Hi guys! I hope we can invite you all to come to the
ASIAN MARTIAL ARTS SHOWDOWN in Sacramento CA on Feb. 7 
It will be from 845am to 5PM.

INTERPOLCOM IS THE INTERNATIONAL POLICE COMMISTION.

In participation to do demonstrations are the following groups:
Moore's Karate
Dragon Fire Martial arts
Reave's Academy of Martial arts
Doce Pares Int'L
POLTECH combat group
Robinson's Taekwondo
Filipino martial arts of Dexter Labanong
Elk Grove martial arts 
Liner's Karate

YOu can get the tickets from me call me at 707-644-3873 or at the door. Cost $10.00

the event will be at the Sierra Arden United church of Christ
Pilgrim Hall
890 Cor Northrop/Morse Ave. 
Sacrameto CA 95864

Let's help them out. 

Thanks


----------



## bart (Feb 2, 2004)

Kuntawman...did you hear about this? Seems like I'm out of the loop. $10 seems cool. Is there a schedule of when the FMA groups are going to demo?


----------



## LAKANPOPOT (Feb 3, 2004)

Here you go Bart,
845am Parade of colors
9am intro by Lt.
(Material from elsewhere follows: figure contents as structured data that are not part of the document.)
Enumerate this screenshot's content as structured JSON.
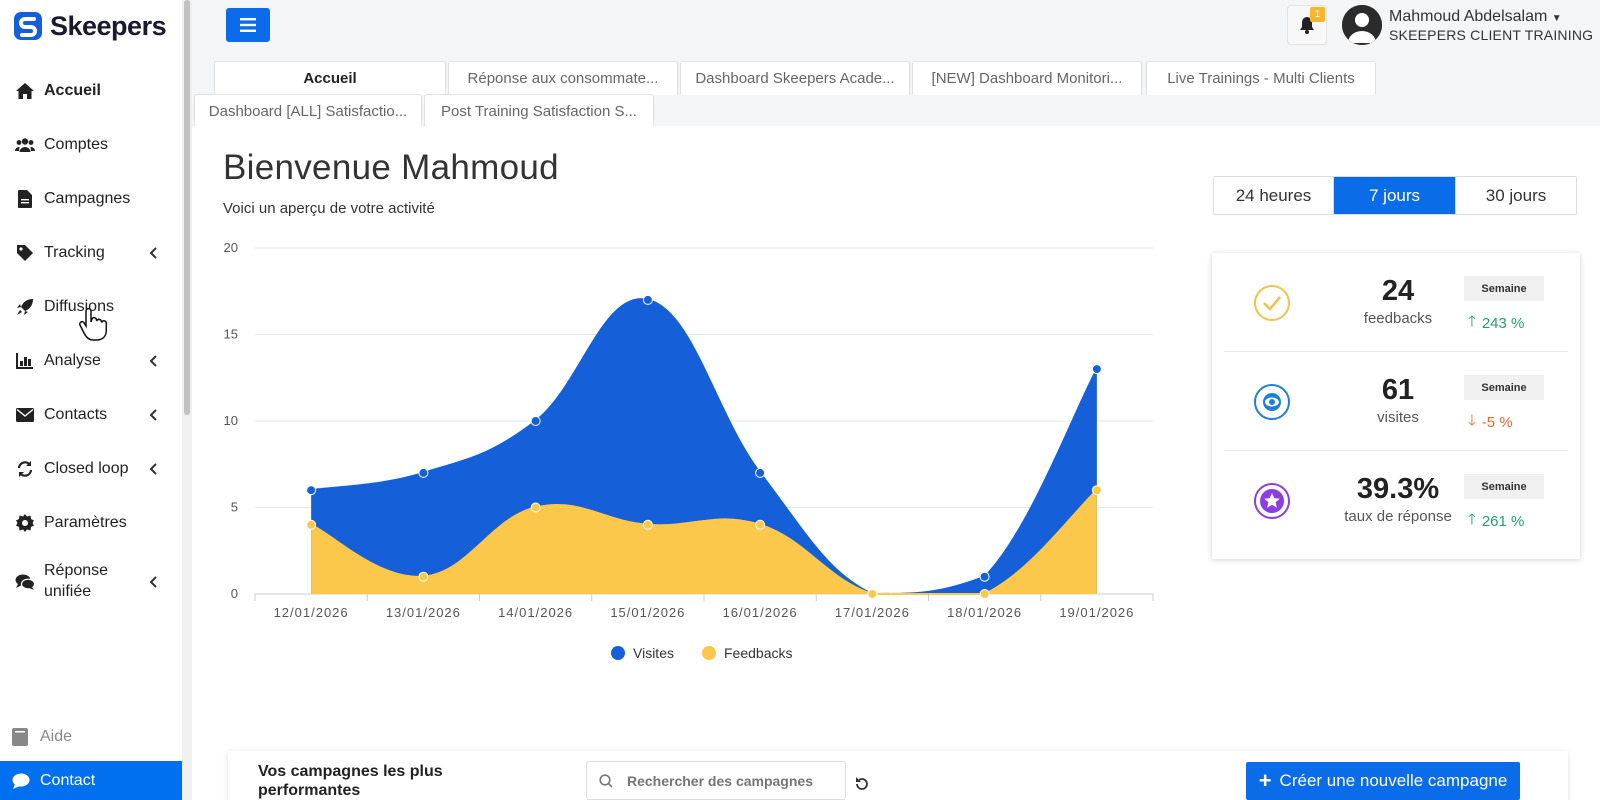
{
  "brand": {
    "name": "Skeepers",
    "color": "#0a6ce8"
  },
  "sidebar": {
    "items": [
      {
        "label": "Accueil",
        "icon": "home-icon",
        "active": true,
        "has_submenu": false
      },
      {
        "label": "Comptes",
        "icon": "users-icon",
        "has_submenu": false
      },
      {
        "label": "Campagnes",
        "icon": "file-icon",
        "has_submenu": false
      },
      {
        "label": "Tracking",
        "icon": "tag-icon",
        "has_submenu": true
      },
      {
        "label": "Diffusions",
        "icon": "rocket-icon",
        "has_submenu": false
      },
      {
        "label": "Analyse",
        "icon": "chart-icon",
        "has_submenu": true
      },
      {
        "label": "Contacts",
        "icon": "envelope-icon",
        "has_submenu": true
      },
      {
        "label": "Closed loop",
        "icon": "sync-icon",
        "has_submenu": true
      },
      {
        "label": "Paramètres",
        "icon": "gear-icon",
        "has_submenu": false
      },
      {
        "label": "Réponse unifiée",
        "icon": "chat-icon",
        "has_submenu": true
      }
    ],
    "help": "Aide",
    "contact": "Contact"
  },
  "header": {
    "notifications": "1",
    "user_name": "Mahmoud Abdelsalam",
    "user_org": "SKEEPERS CLIENT TRAINING"
  },
  "tabs": [
    "Accueil",
    "Réponse aux consommate...",
    "Dashboard Skeepers Acade...",
    "[NEW] Dashboard Monitori...",
    "Live Trainings - Multi Clients",
    "Dashboard [ALL] Satisfactio...",
    "Post Training Satisfaction S..."
  ],
  "main": {
    "title": "Bienvenue Mahmoud",
    "subtitle": "Voici un aperçu de votre activité",
    "periods": [
      "24 heures",
      "7 jours",
      "30 jours"
    ],
    "selected_period": "7 jours"
  },
  "chart_data": {
    "type": "area",
    "categories": [
      "12/01/2026",
      "13/01/2026",
      "14/01/2026",
      "15/01/2026",
      "16/01/2026",
      "17/01/2026",
      "18/01/2026",
      "19/01/2026"
    ],
    "series": [
      {
        "name": "Visites",
        "color": "#1560d8",
        "values": [
          6,
          7,
          10,
          17,
          7,
          0,
          1,
          13
        ]
      },
      {
        "name": "Feedbacks",
        "color": "#fcc84c",
        "values": [
          4,
          1,
          5,
          4,
          4,
          0,
          0,
          6
        ]
      }
    ],
    "yticks": [
      "0",
      "5",
      "10",
      "15",
      "20"
    ],
    "ylim": [
      0,
      20
    ],
    "legend": "bottom",
    "grid": true
  },
  "stats": [
    {
      "value": "24",
      "caption": "feedbacks",
      "period": "Semaine",
      "change": "243 %",
      "direction": "up",
      "icon": "check-circle-icon",
      "color": "#f5c14a"
    },
    {
      "value": "61",
      "caption": "visites",
      "period": "Semaine",
      "change": "-5 %",
      "direction": "down",
      "icon": "eye-icon",
      "color": "#1e7fd8"
    },
    {
      "value": "39.3%",
      "caption": "taux de réponse",
      "period": "Semaine",
      "change": "261 %",
      "direction": "up",
      "icon": "star-icon",
      "color": "#8b3fe0"
    }
  ],
  "campaigns": {
    "title": "Vos campagnes les plus performantes",
    "search_placeholder": "Rechercher des campagnes",
    "create_label": "Créer une nouvelle campagne"
  }
}
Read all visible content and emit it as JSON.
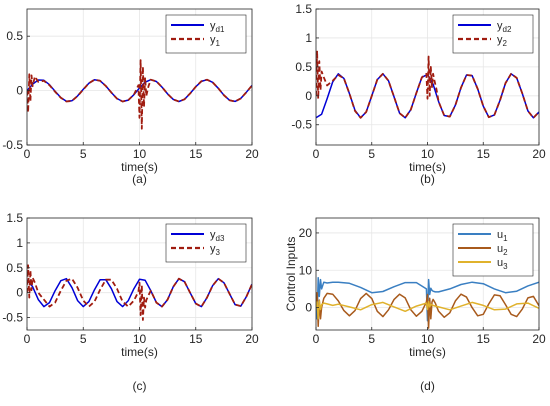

Gen Joe Nuega
920 Robinson's taekwondo
940 LA Karate Assoc
10am Filipino martial arts
1020 Dragon MA
1040 POLTECH combat group
11 Cultural dance
12 lunch
1pm Moore's karate
120 Elk grove's ma
140 dragon Fire MA II
2pm Reave's Academ of MA
220pm Doce Pares INTL
240 Law enforcement presentation
3pm Finale
4 closing


----------



## bart (Feb 4, 2004)

I hope to see you there.


----------



## thekuntawman (Feb 4, 2004)

hi bart,
sorry i didnt respond right away.

i did hear about the demo, but then they didnt have a date. i didnt find until now. i will be there and i will bring some of my students. see you saturday


----------